Questa considerazione ci porta al cuore del problema e forse ad una conclusione:  il fesso è colui che difetta di realismo, cioè ( cfr. Devoto-Oli) di " senso della realtà nella sua concretezza".
È evidente che tutti corriamo quotidianamente il rischio di essere, magari occasionalmente, fessi, ottimisti o pessimisti. Il vero problema, per tutti, individualmente e collettivamente, comincia quando questa fesseria si esprime in persone e luoghi capaci di influenzare le altrui opinioni o addirittura di informare l' azione. Un fesso allo stato puro è sicuramente dannoso ma un fesso detentore di un potere di azione ( manager, professionista, giornalista o politico) è una vera calamità sociale, indipendentemente dalle sue inclinazioni al cosiddetto ottimismo o al cosiddetto pessimismo.

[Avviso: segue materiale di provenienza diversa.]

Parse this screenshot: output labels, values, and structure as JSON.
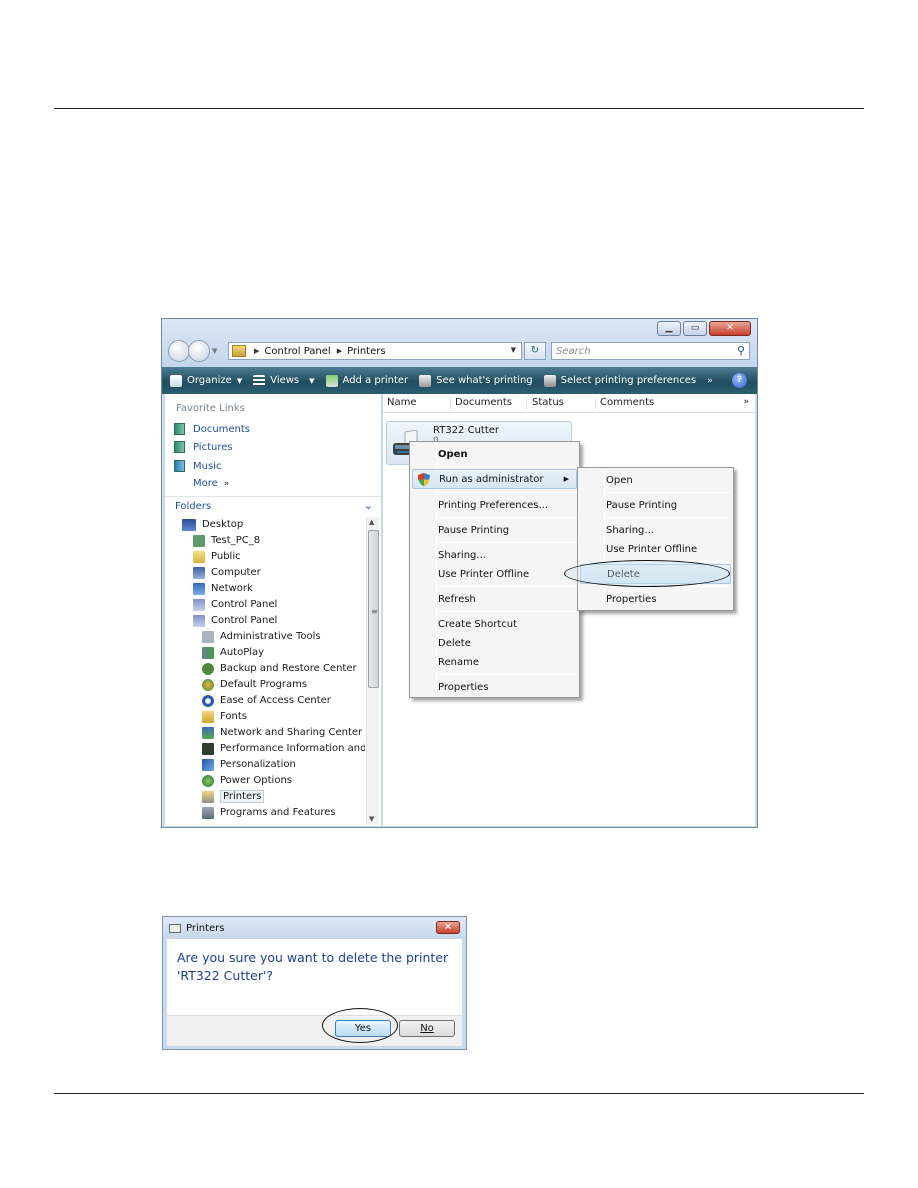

Unico antidoto alla fesseria, allora, è la continua coltivazione del senso della realtà, coltivazione peraltro difficile da praticarsi perché implica una profonda conoscenza di sé, degli altri, delle condizioni del vivere di questi, dei meccanismi psicologici  e sociologici che governano le azioni degli individui  e delle società. Occorre riconoscere che, se è difficile praticarla nel privato, questa coltivazione del senso della realtà, tanto più lo è in ambito politico, dove appunto il senso della realtà è insidiato dalle regole della creazione del consenso. Conclusione paradossale e scandalosa: la fesseria pubblica è connaturata alla democrazia?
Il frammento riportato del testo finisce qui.